Phase 1 human trials are set to start later this year with a vaccine designed to prevent infection by Leishmania major, the parasite species that causes cutaneous leishmaniasis in tropical and subtropical regions of the Eastern Hemisphere.
The same research team, co-led by Abhay Satoskar, professor of pathology in The Ohio State University College of Medicine, has used CRISPR technology to develop a vaccine targeting Leishmania mexicana, the species of the parasite that is found in South, Central and North America.
In mice, the vaccine — created with a mutated live parasite — posed no threat of causing skin lesions and provided long-term infection prevention.
This “New World” species causes a more chronic infection that, unlike skin lesions generated by L. major infection, will not self-heal. Researchers expect the L. major mutant parasite vaccine to be effective against the L. mexicana species, but have developed the second vaccine as a backup — and to find out whether their technique could tame the more virulent organism.

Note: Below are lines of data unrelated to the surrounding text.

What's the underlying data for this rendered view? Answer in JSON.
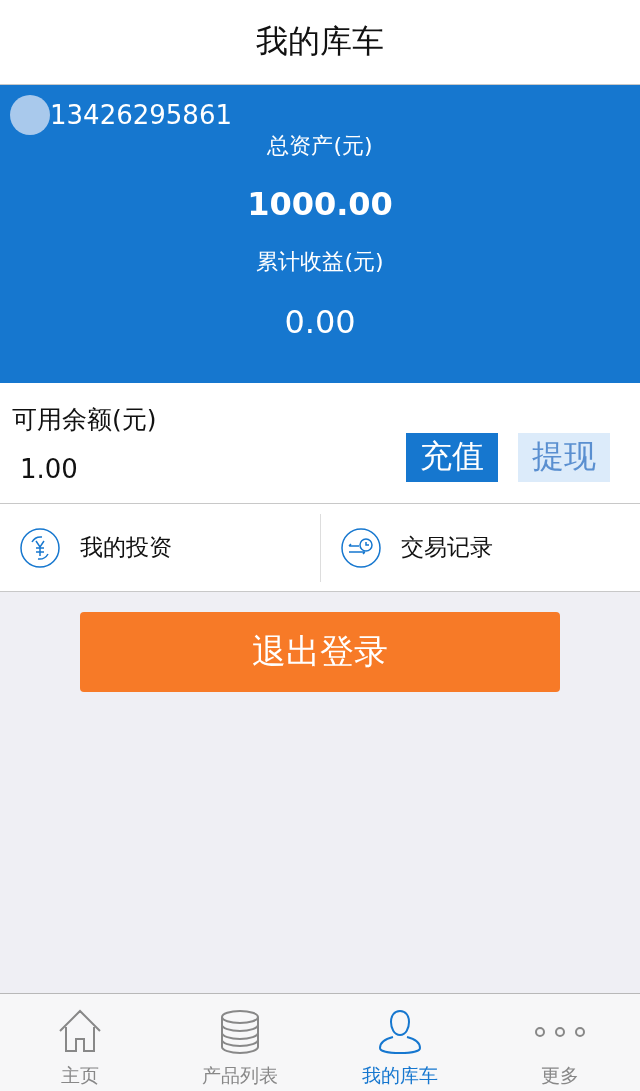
{
  "header": {
    "title": "我的库车"
  },
  "account": {
    "phone": "13426295861",
    "total_label": "总资产(元)",
    "total_value": "1000.00",
    "earnings_label": "累计收益(元)",
    "earnings_value": "0.00"
  },
  "balance": {
    "label": "可用余额(元)",
    "value": "1.00",
    "buttons": [
      {
        "label": "充值",
        "kind": "primary"
      },
      {
        "label": "提现",
        "kind": "secondary"
      }
    ]
  },
  "menu": [
    {
      "label": "我的投资",
      "kind": "invest"
    },
    {
      "label": "交易记录",
      "kind": "records"
    }
  ],
  "logout": {
    "label": "退出登录"
  },
  "tabs": [
    {
      "label": "主页",
      "kind": "home",
      "selected": false
    },
    {
      "label": "产品列表",
      "kind": "stack",
      "selected": false
    },
    {
      "label": "我的库车",
      "kind": "person",
      "selected": true
    },
    {
      "label": "更多",
      "kind": "more",
      "selected": false
    }
  ]
}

“The main thing we wanted to see was if this approach, removing a specific gene, could break this tough cookie, which has always been a problem. It’s not an easy parasite,” said Satoskar, also a professor of microbiology at Ohio State. “Based on our experimental data, we should be able to use the L. major vaccine in the New World. But if it doesn’t work, we have a plan b.”
The study is published in the journal NPJ Vaccines.